# Red Dead Redemption 2 kommt für den PC



## RawMangoJuli (4. Oktober 2019)

*Red Dead Redemption 2 kommt für den PC*

Heut wurde angekündigt, dass Red Dead Redemption 2 am 5. November für den PC erscheint (Steam im Dezember)


"The first game in the Red Dead Redemption series to be featured on the PC platform, 

Red Dead Redemption 2 for PC features a range of graphical and technical enhancements for increased immersion along with new Bounty Hunting Missions, Gang Hideouts, Weapons and more."


"Red Dead Redemption 2 for PC will also be available to pre-order at the Epic Games store, Greenman Gaming, the Humble Store, GameStop and additional digital retailers starting October 23rd with a pre-order bonus of 25 Gold Bars for Red Dead  Online. 

Red Dead Redemption 2 for PC will also be available to purchase on Steam this December."


mehr Inforationen sollen nächste Woche kommen


Red Dead Redemption 2 Coming to PC November 5th - Rockstar Games


----------



## Cook2211 (4. Oktober 2019)

*AW: Red Dead Redemption 2 kommt für den PC*

Gerade auch gelesen.

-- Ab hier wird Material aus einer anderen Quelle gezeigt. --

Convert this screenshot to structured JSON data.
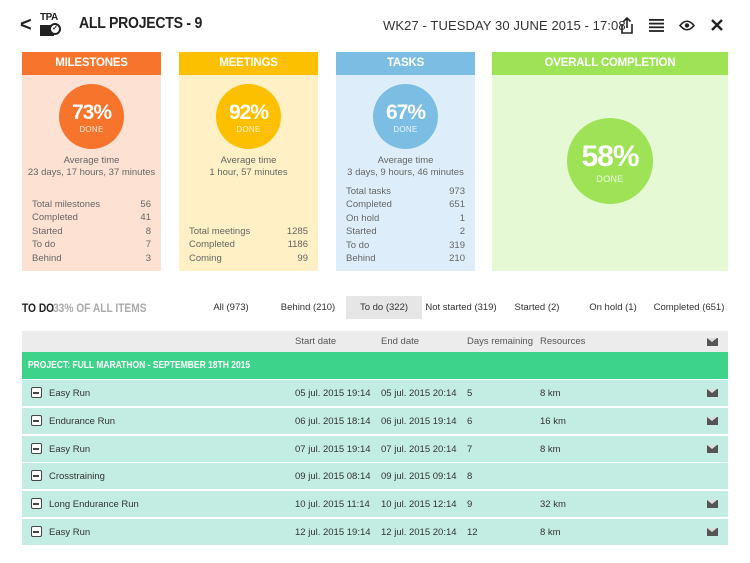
{
  "header": {
    "back_glyph": "<",
    "logo_text": "TPA",
    "title": "ALL PROJECTS - 9",
    "datetime": "WK27 - TUESDAY 30 JUNE 2015 - 17:08",
    "icons": [
      "share-icon",
      "list-icon",
      "eye-icon",
      "close-icon"
    ]
  },
  "cards": {
    "milestones": {
      "title": "MILESTONES",
      "percent": "73%",
      "done": "DONE",
      "avg_label": "Average time",
      "avg_value": "23 days, 17 hours, 37 minutes",
      "stats": [
        {
          "label": "Total milestones",
          "value": "56"
        },
        {
          "label": "Completed",
          "value": "41"
        },
        {
          "label": "Started",
          "value": "8"
        },
        {
          "label": "To do",
          "value": "7"
        },
        {
          "label": "Behind",
          "value": "3"
        }
      ],
      "header_color": "#f7742c",
      "bg_color": "#fde1d2",
      "circle_color": "#f7742c"
    },
    "meetings": {
      "title": "MEETINGS",
      "percent": "92%",
      "done": "DONE",
      "avg_label": "Average time",
      "avg_value": "1 hour, 57 minutes",
      "stats": [
        {
          "label": "Total meetings",
          "value": "1285"
        },
        {
          "label": "Completed",
          "value": "1186"
        },
        {
          "label": "Coming",
          "value": "99"
        }
      ],
      "header_color": "#fdc000",
      "bg_color": "#fff0c5",
      "circle_color": "#fdc000"
    },
    "tasks": {
      "title": "TASKS",
      "percent": "67%",
      "done": "DONE",
      "avg_label": "Average time",
      "avg_value": "3 days, 9 hours, 46 minutes",
      "stats": [
        {
          "label": "Total tasks",
          "value": "973"
        },
        {
          "label": "Completed",
          "value": "651"
        },
        {
          "label": "On hold",
          "value": "1"
        },
        {
          "label": "Started",
          "value": "2"
        },
        {
          "label": "To do",
          "value": "319"
        },
        {
          "label": "Behind",
          "value": "210"
        }
      ],
      "header_color": "#7cbde3",
      "bg_color": "#ddeefa",
      "circle_color": "#7cbde3"
    },
    "overall": {
      "title": "OVERALL COMPLETION",
      "percent": "58%",
      "done": "DONE",
      "header_color": "#9ee356",
      "bg_color": "#e4f9d4",
      "circle_color": "#9ee356"
    }
  },
  "filter": {
    "label": "TO DO",
    "subtitle": "33% OF ALL ITEMS",
    "tabs": [
      {
        "label": "All (973)"
      },
      {
        "label": "Behind (210)"
      },
      {
        "label": "To do (322)"
      },
      {
        "label": "Not started (319)"
      },
      {
        "label": "Started (2)"
      },
      {
        "label": "On hold (1)"
      },
      {
        "label": "Completed (651)"
      }
    ],
    "active_index": 2
  },
  "table": {
    "columns": [
      "Start date",
      "End date",
      "Days remaining",
      "Resources"
    ],
    "project": "PROJECT: FULL MARATHON - SEPTEMBER 18TH 2015",
    "rows": [
      {
        "name": "Easy Run",
        "start": "05 jul. 2015 19:14",
        "end": "05 jul. 2015 20:14",
        "days": "5",
        "resources": "8 km",
        "mail": true
      },
      {
        "name": "Endurance Run",
        "start": "06 jul. 2015 18:14",
        "end": "06 jul. 2015 19:14",
        "days": "6",
        "resources": "16 km",
        "mail": true
      },
      {
        "name": "Easy Run",
        "start": "07 jul. 2015 19:14",
        "end": "07 jul. 2015 20:14",
        "days": "7",
        "resources": "8 km",
        "mail": true
      },
      {
        "name": "Crosstraining",
        "start": "09 jul. 2015 08:14",
        "end": "09 jul. 2015 09:14",
        "days": "8",
        "resources": "",
        "mail": false
      },
      {
        "name": "Long Endurance Run",
        "start": "10 jul. 2015 11:14",
        "end": "10 jul. 2015 12:14",
        "days": "9",
        "resources": "32 km",
        "mail": true
      },
      {
        "name": "Easy Run",
        "start": "12 jul. 2015 19:14",
        "end": "12 jul. 2015 20:14",
        "days": "12",
        "resources": "8 km",
        "mail": true
      }
    ]
  }
}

Ich freue mich darauf RDR2 auf dem PC spielen zu können. Für mich ein Pflichtkauf.


----------



## Schak28 (4. Oktober 2019)

*AW: Red Dead Redemption 2 kommt für den PC*

1. April ?!? Omg der Wahnsinn 
Ich freu mich drauf  !!!


----------



## Metaltyp (4. Oktober 2019)

*AW: Red Dead Redemption 2 kommt für den PC*




			Dieser Inhalt steht nur eingeloggten Mitgliedern zur Verfügung.
        


'nuff said


----------